Question

How does $p{K}_a$ change with pH?

Answer 1

Hint: The term pH and $p{K}_a$ are used in an equation known as Henderson-Hasselbalch equation. In the equation, the pH is equal to the sum of $p{K}_a$ value and log of the concentration of the conjugate base divided by the concentration of weak acid.
The pH is the measure of the hydrogen ion concentration.

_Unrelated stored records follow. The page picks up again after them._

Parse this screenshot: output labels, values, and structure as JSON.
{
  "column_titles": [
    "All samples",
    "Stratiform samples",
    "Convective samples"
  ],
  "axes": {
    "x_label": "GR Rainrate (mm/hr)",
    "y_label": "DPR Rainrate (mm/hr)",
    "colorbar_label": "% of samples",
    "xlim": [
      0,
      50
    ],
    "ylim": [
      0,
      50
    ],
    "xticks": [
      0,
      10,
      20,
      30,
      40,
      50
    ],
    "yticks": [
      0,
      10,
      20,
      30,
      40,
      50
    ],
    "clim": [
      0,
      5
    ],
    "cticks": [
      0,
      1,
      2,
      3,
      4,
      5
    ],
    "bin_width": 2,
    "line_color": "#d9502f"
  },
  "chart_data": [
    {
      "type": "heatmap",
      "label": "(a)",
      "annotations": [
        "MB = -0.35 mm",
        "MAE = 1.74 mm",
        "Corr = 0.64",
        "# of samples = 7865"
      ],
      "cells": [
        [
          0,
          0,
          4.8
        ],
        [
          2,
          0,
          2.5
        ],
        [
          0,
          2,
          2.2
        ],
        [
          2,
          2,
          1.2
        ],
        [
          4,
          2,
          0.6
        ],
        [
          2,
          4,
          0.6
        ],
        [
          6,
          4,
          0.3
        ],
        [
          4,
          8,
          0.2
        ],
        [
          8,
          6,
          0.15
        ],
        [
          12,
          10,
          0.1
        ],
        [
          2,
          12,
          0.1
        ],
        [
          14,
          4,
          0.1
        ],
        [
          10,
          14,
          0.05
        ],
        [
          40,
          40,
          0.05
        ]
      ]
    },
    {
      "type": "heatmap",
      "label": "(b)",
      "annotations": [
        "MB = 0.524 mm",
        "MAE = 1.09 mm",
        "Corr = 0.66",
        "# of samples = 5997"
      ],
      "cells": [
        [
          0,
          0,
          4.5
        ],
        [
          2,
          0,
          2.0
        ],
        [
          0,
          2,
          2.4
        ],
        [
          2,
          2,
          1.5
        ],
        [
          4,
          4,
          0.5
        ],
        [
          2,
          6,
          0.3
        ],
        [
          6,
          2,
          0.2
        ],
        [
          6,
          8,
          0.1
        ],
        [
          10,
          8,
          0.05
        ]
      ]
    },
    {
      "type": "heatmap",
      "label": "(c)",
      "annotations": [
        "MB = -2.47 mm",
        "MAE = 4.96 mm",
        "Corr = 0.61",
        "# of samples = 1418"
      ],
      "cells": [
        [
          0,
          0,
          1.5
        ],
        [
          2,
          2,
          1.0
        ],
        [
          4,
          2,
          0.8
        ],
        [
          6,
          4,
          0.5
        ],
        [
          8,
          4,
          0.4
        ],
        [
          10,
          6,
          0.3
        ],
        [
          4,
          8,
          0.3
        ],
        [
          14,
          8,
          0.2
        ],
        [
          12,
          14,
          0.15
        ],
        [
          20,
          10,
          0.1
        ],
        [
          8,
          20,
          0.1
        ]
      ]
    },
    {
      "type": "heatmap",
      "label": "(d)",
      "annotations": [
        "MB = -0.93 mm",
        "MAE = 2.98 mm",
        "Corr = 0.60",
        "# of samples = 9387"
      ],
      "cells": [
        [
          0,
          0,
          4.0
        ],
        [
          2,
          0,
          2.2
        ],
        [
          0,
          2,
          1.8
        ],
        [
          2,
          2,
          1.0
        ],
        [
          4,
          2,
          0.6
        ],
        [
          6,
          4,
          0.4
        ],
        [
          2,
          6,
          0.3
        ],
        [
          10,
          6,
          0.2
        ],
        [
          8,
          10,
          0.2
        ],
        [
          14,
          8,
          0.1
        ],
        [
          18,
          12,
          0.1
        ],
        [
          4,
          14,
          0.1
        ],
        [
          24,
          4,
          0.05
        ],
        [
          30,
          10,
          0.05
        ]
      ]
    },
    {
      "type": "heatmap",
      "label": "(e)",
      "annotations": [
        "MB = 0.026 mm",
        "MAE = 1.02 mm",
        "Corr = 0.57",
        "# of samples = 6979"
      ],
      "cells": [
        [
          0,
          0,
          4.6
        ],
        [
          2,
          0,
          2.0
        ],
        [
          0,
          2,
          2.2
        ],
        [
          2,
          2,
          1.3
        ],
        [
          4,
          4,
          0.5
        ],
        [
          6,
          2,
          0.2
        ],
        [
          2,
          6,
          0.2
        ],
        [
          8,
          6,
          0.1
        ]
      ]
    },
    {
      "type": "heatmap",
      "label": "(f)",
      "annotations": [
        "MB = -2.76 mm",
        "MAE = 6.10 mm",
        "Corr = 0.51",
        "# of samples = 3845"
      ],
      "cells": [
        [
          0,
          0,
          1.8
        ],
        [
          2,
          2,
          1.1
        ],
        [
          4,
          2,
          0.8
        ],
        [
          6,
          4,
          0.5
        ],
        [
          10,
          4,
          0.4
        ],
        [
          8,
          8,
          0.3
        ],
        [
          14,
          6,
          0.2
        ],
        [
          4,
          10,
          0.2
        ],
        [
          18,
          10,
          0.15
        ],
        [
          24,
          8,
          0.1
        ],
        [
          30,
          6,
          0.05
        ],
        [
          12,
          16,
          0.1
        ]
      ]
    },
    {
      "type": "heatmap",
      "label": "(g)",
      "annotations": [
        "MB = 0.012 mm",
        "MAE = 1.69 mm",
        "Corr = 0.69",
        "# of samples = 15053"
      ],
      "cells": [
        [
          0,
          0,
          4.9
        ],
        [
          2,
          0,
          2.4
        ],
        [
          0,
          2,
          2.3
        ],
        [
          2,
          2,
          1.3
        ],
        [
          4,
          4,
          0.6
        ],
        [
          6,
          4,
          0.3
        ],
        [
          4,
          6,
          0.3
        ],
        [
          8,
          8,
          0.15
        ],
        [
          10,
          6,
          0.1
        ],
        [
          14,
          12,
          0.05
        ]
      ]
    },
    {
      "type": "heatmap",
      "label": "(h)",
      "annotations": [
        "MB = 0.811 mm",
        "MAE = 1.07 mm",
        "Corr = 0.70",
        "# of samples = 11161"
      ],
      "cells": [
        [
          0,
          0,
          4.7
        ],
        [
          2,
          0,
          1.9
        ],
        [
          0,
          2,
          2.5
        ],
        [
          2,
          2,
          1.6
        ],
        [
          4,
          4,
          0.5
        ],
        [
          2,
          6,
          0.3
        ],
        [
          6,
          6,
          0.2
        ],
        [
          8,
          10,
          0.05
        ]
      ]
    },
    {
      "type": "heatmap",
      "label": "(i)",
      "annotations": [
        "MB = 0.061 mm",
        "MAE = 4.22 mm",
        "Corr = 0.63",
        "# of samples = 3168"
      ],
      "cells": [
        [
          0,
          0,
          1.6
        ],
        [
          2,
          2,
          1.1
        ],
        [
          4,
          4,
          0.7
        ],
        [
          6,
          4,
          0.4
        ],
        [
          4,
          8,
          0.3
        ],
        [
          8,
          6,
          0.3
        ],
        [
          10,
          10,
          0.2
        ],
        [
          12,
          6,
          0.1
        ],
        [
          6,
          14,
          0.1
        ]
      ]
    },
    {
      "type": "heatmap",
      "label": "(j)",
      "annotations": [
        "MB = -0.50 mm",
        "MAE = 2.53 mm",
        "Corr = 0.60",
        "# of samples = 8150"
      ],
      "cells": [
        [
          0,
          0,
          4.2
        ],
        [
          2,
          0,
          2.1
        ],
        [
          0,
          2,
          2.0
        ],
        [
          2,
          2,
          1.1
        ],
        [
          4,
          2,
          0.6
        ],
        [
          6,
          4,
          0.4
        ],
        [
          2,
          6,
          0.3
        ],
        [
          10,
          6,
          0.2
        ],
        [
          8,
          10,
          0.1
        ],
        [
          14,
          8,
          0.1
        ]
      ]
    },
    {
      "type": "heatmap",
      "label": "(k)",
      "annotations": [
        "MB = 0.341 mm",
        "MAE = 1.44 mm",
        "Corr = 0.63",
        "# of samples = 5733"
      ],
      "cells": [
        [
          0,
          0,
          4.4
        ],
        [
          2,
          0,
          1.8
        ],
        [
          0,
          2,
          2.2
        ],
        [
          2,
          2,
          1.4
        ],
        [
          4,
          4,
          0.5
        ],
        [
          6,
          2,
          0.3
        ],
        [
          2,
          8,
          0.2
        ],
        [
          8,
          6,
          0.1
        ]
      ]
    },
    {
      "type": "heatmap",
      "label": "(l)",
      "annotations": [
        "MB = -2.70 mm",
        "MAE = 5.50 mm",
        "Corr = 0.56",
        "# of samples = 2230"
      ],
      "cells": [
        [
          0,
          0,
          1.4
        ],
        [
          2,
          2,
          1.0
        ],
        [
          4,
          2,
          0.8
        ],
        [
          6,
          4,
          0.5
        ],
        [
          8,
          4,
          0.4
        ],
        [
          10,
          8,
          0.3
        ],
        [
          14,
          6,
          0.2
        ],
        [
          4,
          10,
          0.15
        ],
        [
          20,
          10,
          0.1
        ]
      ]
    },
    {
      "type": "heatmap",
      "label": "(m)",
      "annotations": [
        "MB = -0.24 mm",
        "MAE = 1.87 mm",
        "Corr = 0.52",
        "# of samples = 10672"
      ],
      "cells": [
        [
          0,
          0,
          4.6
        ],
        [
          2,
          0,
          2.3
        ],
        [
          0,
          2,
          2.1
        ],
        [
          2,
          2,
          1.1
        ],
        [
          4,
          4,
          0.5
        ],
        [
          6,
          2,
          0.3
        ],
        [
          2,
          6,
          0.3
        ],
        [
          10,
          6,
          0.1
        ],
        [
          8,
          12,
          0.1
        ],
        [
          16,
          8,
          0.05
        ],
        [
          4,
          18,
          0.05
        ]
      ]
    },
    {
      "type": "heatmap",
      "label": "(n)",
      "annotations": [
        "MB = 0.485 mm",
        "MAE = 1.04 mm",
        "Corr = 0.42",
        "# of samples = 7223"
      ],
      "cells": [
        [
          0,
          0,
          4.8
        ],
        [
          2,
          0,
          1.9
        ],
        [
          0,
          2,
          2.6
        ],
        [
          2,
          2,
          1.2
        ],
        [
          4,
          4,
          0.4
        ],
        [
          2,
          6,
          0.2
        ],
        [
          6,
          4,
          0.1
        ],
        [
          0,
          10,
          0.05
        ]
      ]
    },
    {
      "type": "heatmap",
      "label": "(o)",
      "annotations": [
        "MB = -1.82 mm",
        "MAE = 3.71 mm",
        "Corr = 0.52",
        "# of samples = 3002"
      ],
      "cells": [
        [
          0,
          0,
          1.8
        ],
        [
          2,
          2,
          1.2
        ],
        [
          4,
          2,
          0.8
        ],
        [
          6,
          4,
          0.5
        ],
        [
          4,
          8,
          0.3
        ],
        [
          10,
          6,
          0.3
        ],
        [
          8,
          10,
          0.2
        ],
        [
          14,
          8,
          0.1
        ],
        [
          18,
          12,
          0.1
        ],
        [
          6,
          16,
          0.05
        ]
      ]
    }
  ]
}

Complete step by step answer:
The pH of the solution is defined as the measure of the concentration of hydrogen ions in the aqueous solution.
It is given as the negative logarithm of hydrogen ion concentration.
$pH=-\log [H^{+}]$
The relationship between the pH and $p{K}_a$ is given by the Henderson-Hasselbalch equation. The equation which gives relation between the pH of an aqueous solution of an acid and the acid dissociation constant of the acid is described as the Henderson-Hasselbalch equation.
The equation is given as shown below.
$pH=p{K}_a+\log \left({\displaystyle \frac{[Conjugatebase]}{[weakacid]}}\right)$
$pH=p{K}_a+\log \left({\displaystyle \frac{[A^{-}]}{[HA]}}\right)$
The pH is the sum of $p{K}_a$ value and log of the concentration of the conjugate base divided by the concentration of weak acid.
At half of the equivalence point the pH of solution is equal to the $p{K}_a$.
$pH=p{K}_a$
The $p{K}_a$ value is equal to the negative logarithm of acid dissociation constant of the weak acid.
It is given as shown below.
$p{K}_a=-\log \left[K_a\right]$
Where,
$K_a$ is the acid dissociation constant of the weak acid.
Lower is the pH, higher will be the concentration of hydrogen ions. The lower will be the value of $p{K}_a$stronger will be the acid and it will have higher ability to donate protons.
The pH depends on the concentration of the solution whereas the $p{K}_a$ is constant of each molecule and cannot be affected by the concentration.

Note:
The Henderson-Hasselbalch equation is used to calculate the pH of the buffer solution and also the equilibrium pH in an acid-base reaction. The $p{K}_a$ value measures the strength of the acid in the solution.